A recent survey by Manpower Group suggested that many Australian employers are having difficulty filling key positions within their organisations as a result of the above. Indeed, on a global basis Australia ranks 4th out of 41 countries for talent shortages. In areas such as engineering, finance and some health and education skills demand appears to be outstripping supply. Sectors such as health and those related to ageing such as aged care, medical specialities and pharmaceuticals are expected to face further shortages of talent in the future as the ageing of the population sees increased demand for such services and products.

The re-emergence of a talent shortage will refocus organisational leaders on issues of succession planning and retention (see January blog). With the increasing global nature of talent and ease of movement, particularly at the highly skilled end of the market, the risk of talent shortage caused not only by ageing of the population but also by talent migration is high.
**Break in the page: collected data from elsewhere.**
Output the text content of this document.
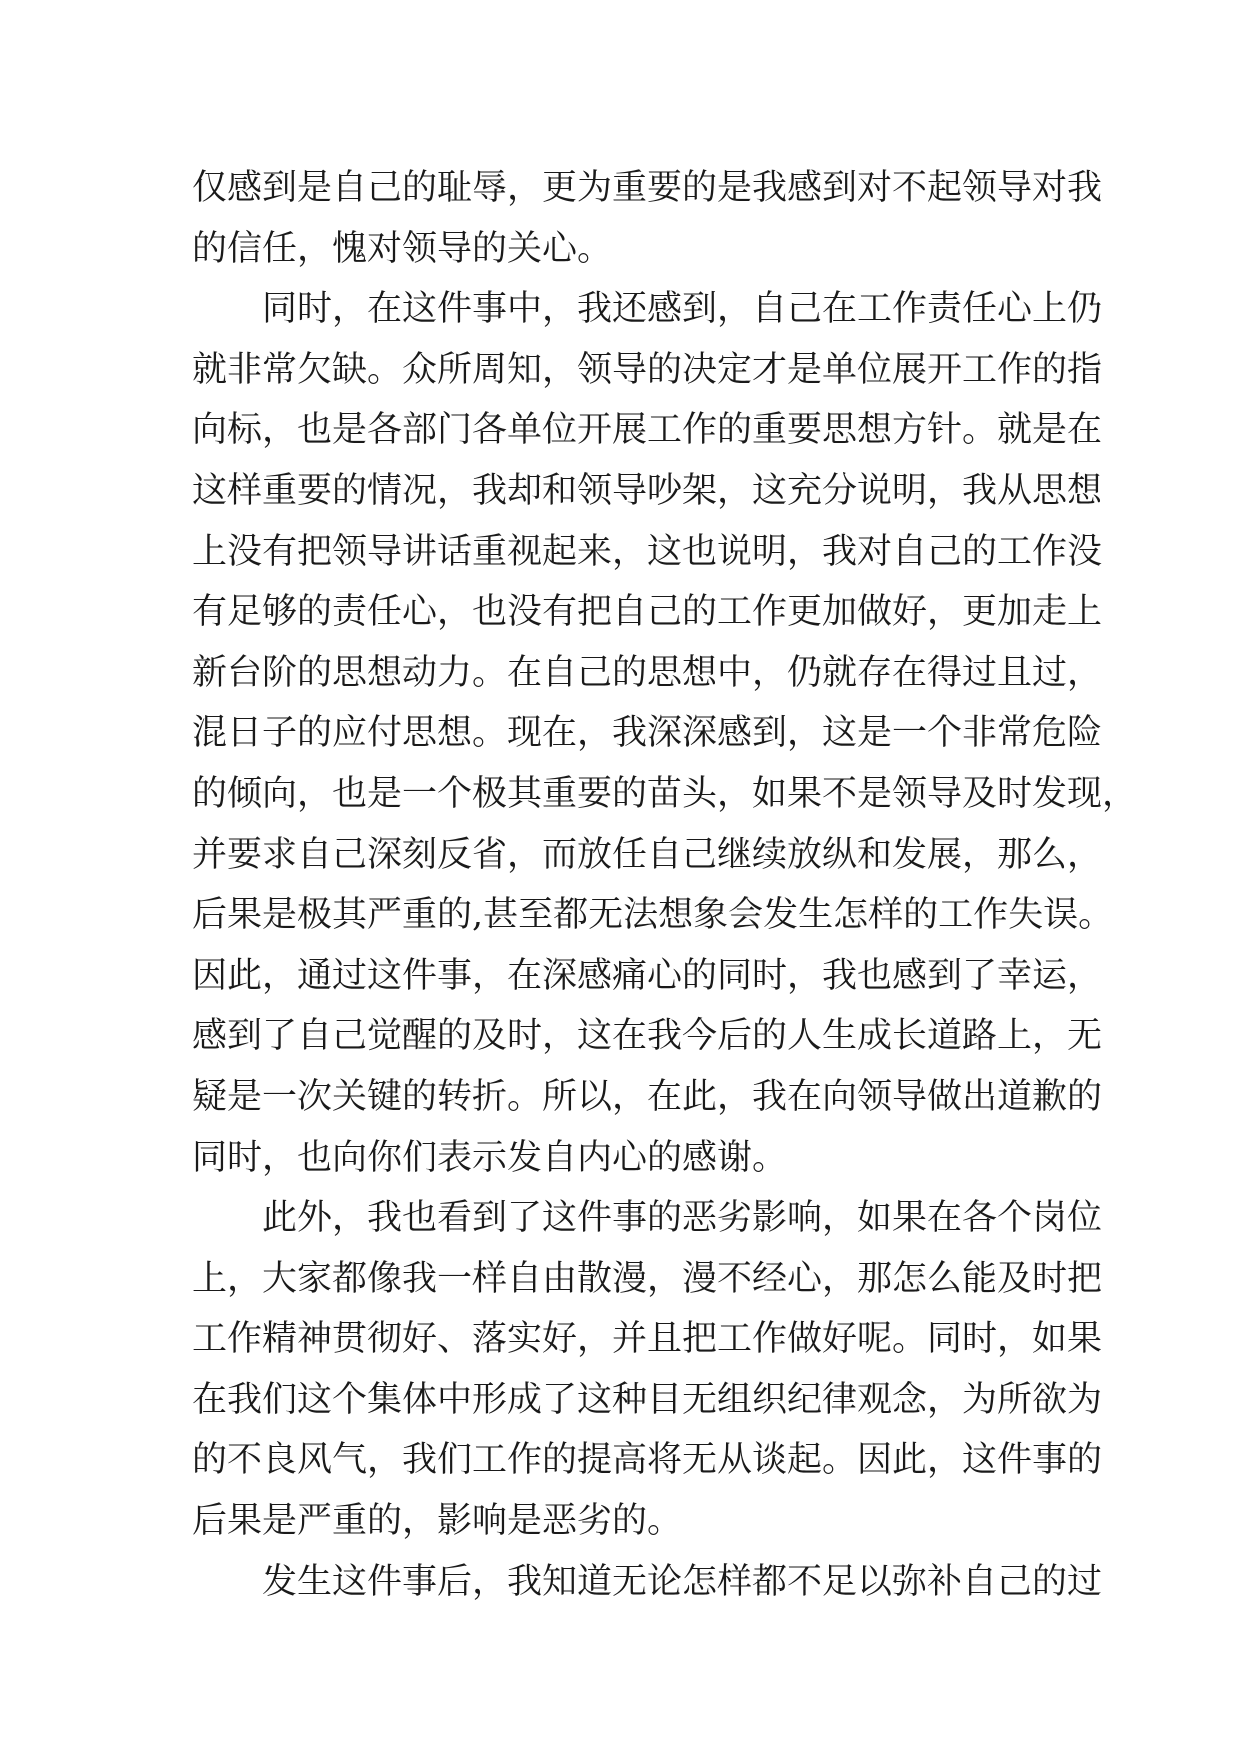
仅感到是自己的耻辱，更为重要的是我感到对不起领导对我
的信任，愧对领导的关心。
同时，在这件事中，我还感到，自己在工作责任心上仍
就非常欠缺。众所周知，领导的决定才是单位展开工作的指
向标，也是各部门各单位开展工作的重要思想方针。就是在
这样重要的情况，我却和领导吵架，这充分说明，我从思想
上没有把领导讲话重视起来，这也说明，我对自己的工作没
有足够的责任心，也没有把自己的工作更加做好，更加走上
新台阶的思想动力。在自己的思想中，仍就存在得过且过，
混日子的应付思想。现在，我深深感到，这是一个非常危险
的倾向，也是一个极其重要的苗头，如果不是领导及时发现，
并要求自己深刻反省，而放任自己继续放纵和发展，那么，
后果是极其严重的,甚至都无法想象会发生怎样的工作失误。
因此，通过这件事，在深感痛心的同时，我也感到了幸运，
感到了自己觉醒的及时，这在我今后的人生成长道路上，无
疑是一次关键的转折。所以，在此，我在向领导做出道歉的
同时，也向你们表示发自内心的感谢。
此外，我也看到了这件事的恶劣影响，如果在各个岗位
上，大家都像我一样自由散漫，漫不经心，那怎么能及时把
工作精神贯彻好、落实好，并且把工作做好呢。同时，如果
在我们这个集体中形成了这种目无组织纪律观念，为所欲为
的不良风气，我们工作的提高将无从谈起。因此，这件事的
后果是严重的，影响是恶劣的。
发生这件事后，我知道无论怎样都不足以弥补自己的过
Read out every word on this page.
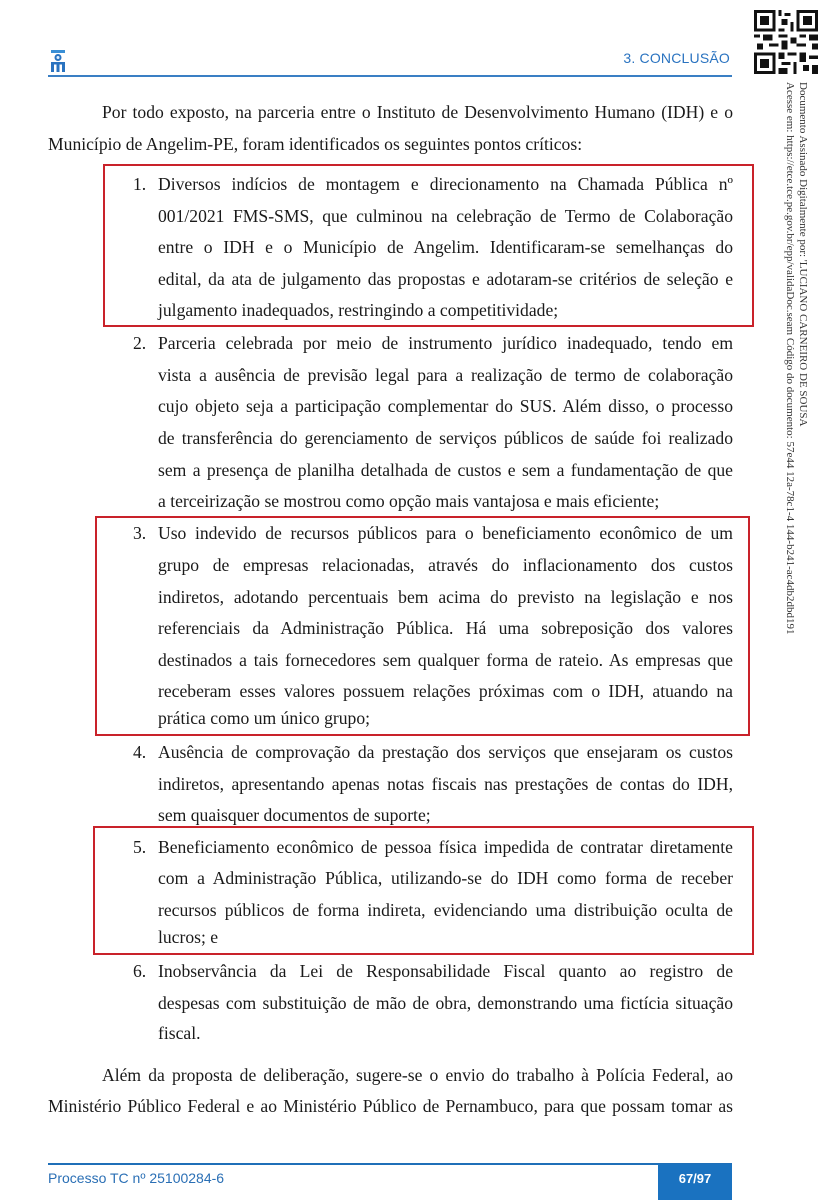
3. CONCLUSÃO
Documento Assinado Digitalmente por: 'LUCIANO CARNEIRO DE SOUSA
Acesse em: https://etce.tce.pe.gov.br/epp/validaDoc.seam Código do documento: 57e44 12a-78c1-4 144-b241-ac4db2dbd191
Por todo exposto, na parceria entre o Instituto de Desenvolvimento Humano (IDH) e o
Município de Angelim-PE, foram identificados os seguintes pontos críticos:
1. Diversos indícios de montagem e direcionamento na Chamada Pública nº
001/2021 FMS-SMS, que culminou na celebração de Termo de Colaboração
entre o IDH e o Município de Angelim. Identificaram-se semelhanças do
edital, da ata de julgamento das propostas e adotaram-se critérios de seleção e
julgamento inadequados, restringindo a competitividade;
2. Parceria celebrada por meio de instrumento jurídico inadequado, tendo em
vista a ausência de previsão legal para a realização de termo de colaboração
cujo objeto seja a participação complementar do SUS. Além disso, o processo
de transferência do gerenciamento de serviços públicos de saúde foi realizado
sem a presença de planilha detalhada de custos e sem a fundamentação de que
a terceirização se mostrou como opção mais vantajosa e mais eficiente;
3. Uso indevido de recursos públicos para o beneficiamento econômico de um
grupo de empresas relacionadas, através do inflacionamento dos custos
indiretos, adotando percentuais bem acima do previsto na legislação e nos
referenciais da Administração Pública. Há uma sobreposição dos valores
destinados a tais fornecedores sem qualquer forma de rateio. As empresas que
receberam esses valores possuem relações próximas com o IDH, atuando na
prática como um único grupo;
4. Ausência de comprovação da prestação dos serviços que ensejaram os custos
indiretos, apresentando apenas notas fiscais nas prestações de contas do IDH,
sem quaisquer documentos de suporte;
5. Beneficiamento econômico de pessoa física impedida de contratar diretamente
com a Administração Pública, utilizando-se do IDH como forma de receber
recursos públicos de forma indireta, evidenciando uma distribuição oculta de
lucros; e
6. Inobservância da Lei de Responsabilidade Fiscal quanto ao registro de
despesas com substituição de mão de obra, demonstrando uma fictícia situação
fiscal.
Além da proposta de deliberação, sugere-se o envio do trabalho à Polícia Federal, ao
Ministério Público Federal e ao Ministério Público de Pernambuco, para que possam tomar as
Processo TC nº 25100284-6	67/97
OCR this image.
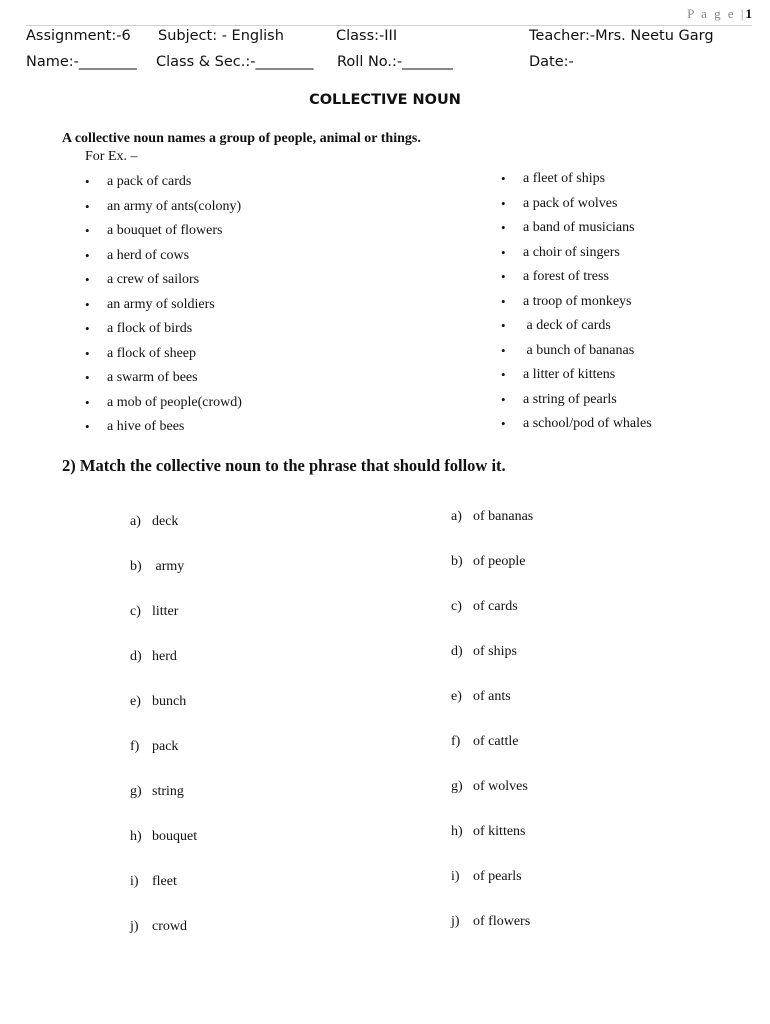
P a g e |1
Assignment:-6 Subject: - English	Class:-III	Teacher:-Mrs. Neetu Garg
Name:-________ Class & Sec.:-________ Roll No.:-_______	Date:-
COLLECTIVE NOUN
A collective noun names a group of people, animal or things.
For Ex. –
• a pack of cards
• an army of ants(colony)
• a bouquet of flowers
• a herd of cows
• a crew of sailors
• an army of soldiers
• a flock of birds
• a flock of sheep
• a swarm of bees
• a mob of people(crowd)
• a hive of bees
• a fleet of ships
• a pack of wolves
• a band of musicians
• a choir of singers
• a forest of tress
• a troop of monkeys
•  a deck of cards
•  a bunch of bananas
• a litter of kittens
• a string of pearls
• a school/pod of whales
2) Match the collective noun to the phrase that should follow it.
a) deck
b) army
c) litter
d) herd
e) bunch
f) pack
g) string
h) bouquet
i) fleet
j) crowd
a) of bananas
b) of people
c) of cards
d) of ships
e) of ants
f) of cattle
g) of wolves
h) of kittens
i) of pearls
j) of flowers
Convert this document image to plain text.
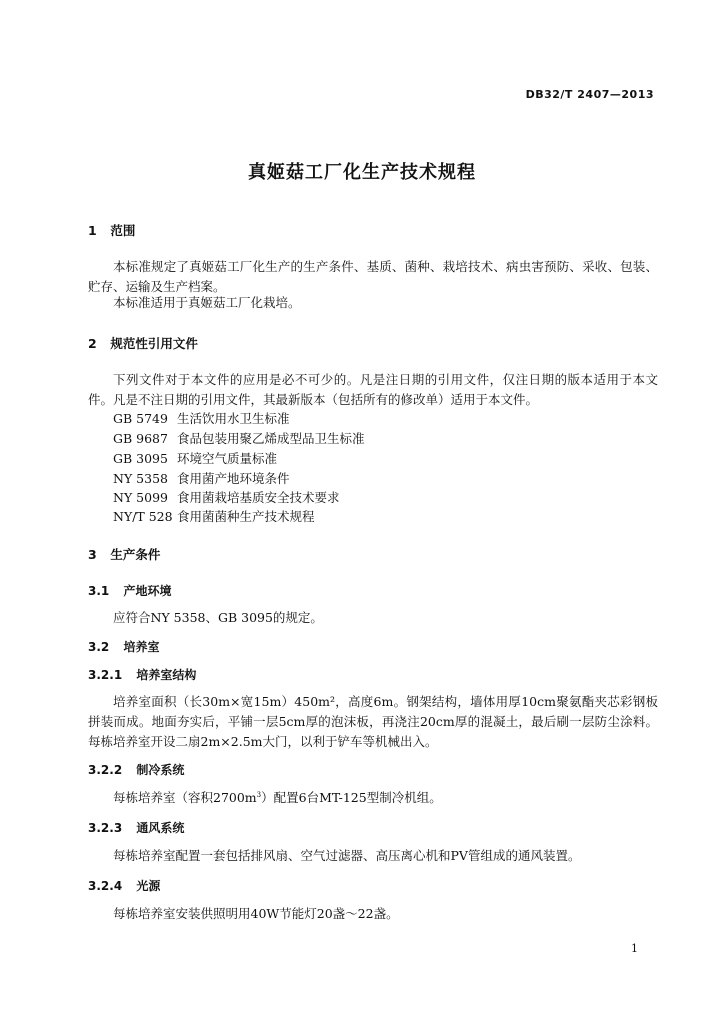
DB32/T 2407—2013
真姬菇工厂化生产技术规程
1 范围
本标准规定了真姬菇工厂化生产的生产条件、基质、菌种、栽培技术、病虫害预防、采收、包装、贮存、运输及生产档案。
本标准适用于真姬菇工厂化栽培。
2 规范性引用文件
下列文件对于本文件的应用是必不可少的。凡是注日期的引用文件，仅注日期的版本适用于本文件。凡是不注日期的引用文件，其最新版本（包括所有的修改单）适用于本文件。
GB 5749 生活饮用水卫生标准
GB 9687 食品包装用聚乙烯成型品卫生标准
GB 3095 环境空气质量标准
NY 5358 食用菌产地环境条件
NY 5099 食用菌栽培基质安全技术要求
NY/T 528 食用菌菌种生产技术规程
3 生产条件
3.1 产地环境
应符合NY 5358、GB 3095的规定。
3.2 培养室
3.2.1 培养室结构
培养室面积（长30m×宽15m）450m²，高度6m。钢架结构，墙体用厚10cm聚氨酯夹芯彩钢板拼装而成。地面夯实后，平铺一层5cm厚的泡沫板，再浇注20cm厚的混凝土，最后刷一层防尘涂料。每栋培养室开设二扇2m×2.5m大门，以利于铲车等机械出入。
3.2.2 制冷系统
每栋培养室（容积$2700m^3$）配置6台MT-125型制冷机组。
3.2.3 通风系统
每栋培养室配置一套包括排风扇、空气过滤器、高压离心机和PV管组成的通风装置。
3.2.4 光源
每栋培养室安装供照明用40W节能灯20盏～22盏。
1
As a small, open economy, the optimisation of Australia’s human resource capacity will be essential to manage the challenges ahead including maintaining and increasing our international competitiveness. Our competitiveness will be linked inextricably to our capacity to be leaders in the knowledge economy. We cannot afford to lose our existing talent to other countries or to waste it through discriminatory employment practices, poor succession planning and lack of attention to lifelong learning.

Organisations that maintain a longer term view and realise that their talent will differentiate them from their competitors will likely gain a major competitor advantage over those who chose to put talent management on the back burner.